In a recent interview, we were asked, “how do you keep PearBudget afloat in a world of free apps?”
It’s a good question. After all, people using PearBudget are interested in saving money, right? So why would they pay money, when there are free options out there?
The short answer is this: the return on the investment that our users get far outweighs the cost of their investment.
Think about the stock market for a moment. A good investment in the stock market is going to return 10% a year. That means that for every $100 you put in at the beginning of the year, you end the year with $110. Now take that same model and transfer it over to a budgeting tool. If PearBudget costs $3 per month, it would need to save you $6.30 of money that you would have otherwise spent to match that stock. (That’s the initial $3 cost, and to match the stock, you’d need to end up with 10% more money than you started, so, another $3.30.) We haven’t ever surveyed our users about how much money PearBudget saves them each month, but I know that it’s far, far more than $6.30 per month. In fact, although we don’t really know how she did it, one user said she recently saved $1,500 over two months by using PearBudget.
“Wait a minute,” you say. “That shows that PearBudget returns more value than it requires. But couldn’t I get the same results with no investment?

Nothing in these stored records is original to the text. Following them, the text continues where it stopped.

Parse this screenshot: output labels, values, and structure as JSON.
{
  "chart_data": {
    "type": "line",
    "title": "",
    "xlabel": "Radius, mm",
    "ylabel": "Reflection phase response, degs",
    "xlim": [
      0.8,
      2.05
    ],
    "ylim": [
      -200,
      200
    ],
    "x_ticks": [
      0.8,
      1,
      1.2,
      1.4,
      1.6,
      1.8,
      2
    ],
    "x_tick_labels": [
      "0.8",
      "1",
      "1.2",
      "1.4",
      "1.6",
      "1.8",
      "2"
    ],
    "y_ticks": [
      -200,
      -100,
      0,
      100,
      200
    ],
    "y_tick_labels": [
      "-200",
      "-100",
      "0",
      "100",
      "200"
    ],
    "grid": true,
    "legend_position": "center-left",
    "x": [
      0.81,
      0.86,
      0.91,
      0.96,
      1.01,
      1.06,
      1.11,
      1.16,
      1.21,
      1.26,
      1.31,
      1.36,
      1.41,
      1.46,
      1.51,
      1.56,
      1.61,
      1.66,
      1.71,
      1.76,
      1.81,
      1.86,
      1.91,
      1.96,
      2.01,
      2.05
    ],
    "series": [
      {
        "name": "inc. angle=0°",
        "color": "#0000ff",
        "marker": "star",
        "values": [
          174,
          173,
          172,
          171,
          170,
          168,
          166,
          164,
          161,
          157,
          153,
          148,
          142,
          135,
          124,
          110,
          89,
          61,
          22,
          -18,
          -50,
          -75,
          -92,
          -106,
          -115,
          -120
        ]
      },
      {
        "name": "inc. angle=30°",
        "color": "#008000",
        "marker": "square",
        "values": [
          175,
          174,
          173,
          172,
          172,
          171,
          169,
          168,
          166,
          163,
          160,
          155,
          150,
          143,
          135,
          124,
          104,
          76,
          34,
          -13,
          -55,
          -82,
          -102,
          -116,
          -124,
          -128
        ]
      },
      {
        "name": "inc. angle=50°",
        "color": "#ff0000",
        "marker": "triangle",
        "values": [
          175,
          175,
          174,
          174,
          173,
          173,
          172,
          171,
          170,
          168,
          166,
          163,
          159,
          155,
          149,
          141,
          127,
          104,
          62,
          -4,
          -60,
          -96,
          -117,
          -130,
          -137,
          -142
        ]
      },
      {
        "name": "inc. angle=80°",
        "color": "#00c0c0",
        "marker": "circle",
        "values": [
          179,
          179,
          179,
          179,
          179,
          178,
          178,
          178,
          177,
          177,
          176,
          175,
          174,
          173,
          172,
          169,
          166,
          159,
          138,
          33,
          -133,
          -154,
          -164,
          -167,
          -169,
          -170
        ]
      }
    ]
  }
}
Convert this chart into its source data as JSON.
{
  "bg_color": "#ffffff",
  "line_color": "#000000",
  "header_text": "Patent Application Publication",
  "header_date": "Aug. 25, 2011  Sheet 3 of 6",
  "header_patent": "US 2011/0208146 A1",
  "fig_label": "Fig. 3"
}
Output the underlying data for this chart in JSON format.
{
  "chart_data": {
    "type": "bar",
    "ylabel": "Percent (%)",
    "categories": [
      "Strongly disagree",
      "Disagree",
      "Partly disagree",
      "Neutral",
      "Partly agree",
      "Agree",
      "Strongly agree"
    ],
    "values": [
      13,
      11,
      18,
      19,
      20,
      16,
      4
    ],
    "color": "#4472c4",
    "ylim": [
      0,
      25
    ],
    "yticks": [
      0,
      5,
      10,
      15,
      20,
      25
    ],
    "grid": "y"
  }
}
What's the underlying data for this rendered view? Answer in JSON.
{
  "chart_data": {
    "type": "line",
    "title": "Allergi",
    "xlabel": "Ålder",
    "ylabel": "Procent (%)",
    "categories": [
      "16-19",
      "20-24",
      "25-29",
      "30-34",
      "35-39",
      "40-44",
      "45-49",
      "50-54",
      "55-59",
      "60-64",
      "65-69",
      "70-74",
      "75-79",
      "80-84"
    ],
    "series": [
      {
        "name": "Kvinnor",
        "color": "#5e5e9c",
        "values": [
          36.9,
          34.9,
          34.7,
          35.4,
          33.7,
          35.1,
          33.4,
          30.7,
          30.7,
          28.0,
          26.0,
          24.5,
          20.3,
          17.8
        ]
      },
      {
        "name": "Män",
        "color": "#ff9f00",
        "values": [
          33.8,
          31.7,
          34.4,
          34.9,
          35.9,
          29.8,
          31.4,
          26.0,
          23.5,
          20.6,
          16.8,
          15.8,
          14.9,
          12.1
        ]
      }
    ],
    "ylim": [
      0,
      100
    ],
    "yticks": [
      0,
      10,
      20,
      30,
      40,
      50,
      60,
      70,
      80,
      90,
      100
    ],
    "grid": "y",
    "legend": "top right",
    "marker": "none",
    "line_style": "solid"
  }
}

Say … using a free spreadsheet?”
“Good point.” We say. But we’ve heard tales like the following, from Stacey T., more than once:
Hello Charlie and Sarah!
I just wanted to tell you how much my husband and I LOVE PearBudget. I read about it on SimpleMom’s blog in 2008. I signed us up for a free trial and we immediately found it very useful. We had tried Quicken and our own Excel spreadsheets in the past to keep track of our finances but each of those had their problems and didn’t seem to address the needs we had.
That’s what we really like about PearBudget. It’s simple yet it does everything that we need it to do. I personally love that I can enter in what I’ve spent and then have a remaining balance in that category. Often I found myself transferring money from one category to another at the end of the month to make sure that we didn’t go over our overall budget. We love zero balance budgeting and had never used it prior to PearBudget but we’ve found that it is the system that works for us!
We continued to use PearBudget through 2009 however my husband was laid-off in late 2009 and when it came time to renew our subscription for 2010, we decided that maybe we should save the $30 and do it ourselves in Excel. That was a mistake. We never ended up making a budget and so our spending was a financial feast or famine.
My husband just started new employment and we signed up for PearBudget again. We’re so happy to be back!
We’re happy Stacey and her husband are back, too! (By the way, congrats on the new job, Mr. T!)
Ultimately, it’s up to you whether you find a service like PearBudget to be useful or not. But if you’re avoiding it because it costs money, ask yourself whether whatever system you’re using is working, and whether committing to a service that requires a minor investment might yield a far greater return.
The expense of using PearBudget is small. But the expense of not using PearBudget could be an entire order of magnitude (or two!) higher. We obviously have a vested interest in your using PearBudget and subscribing. But you should recognize that you have an even greater interest — after all, it’s your money!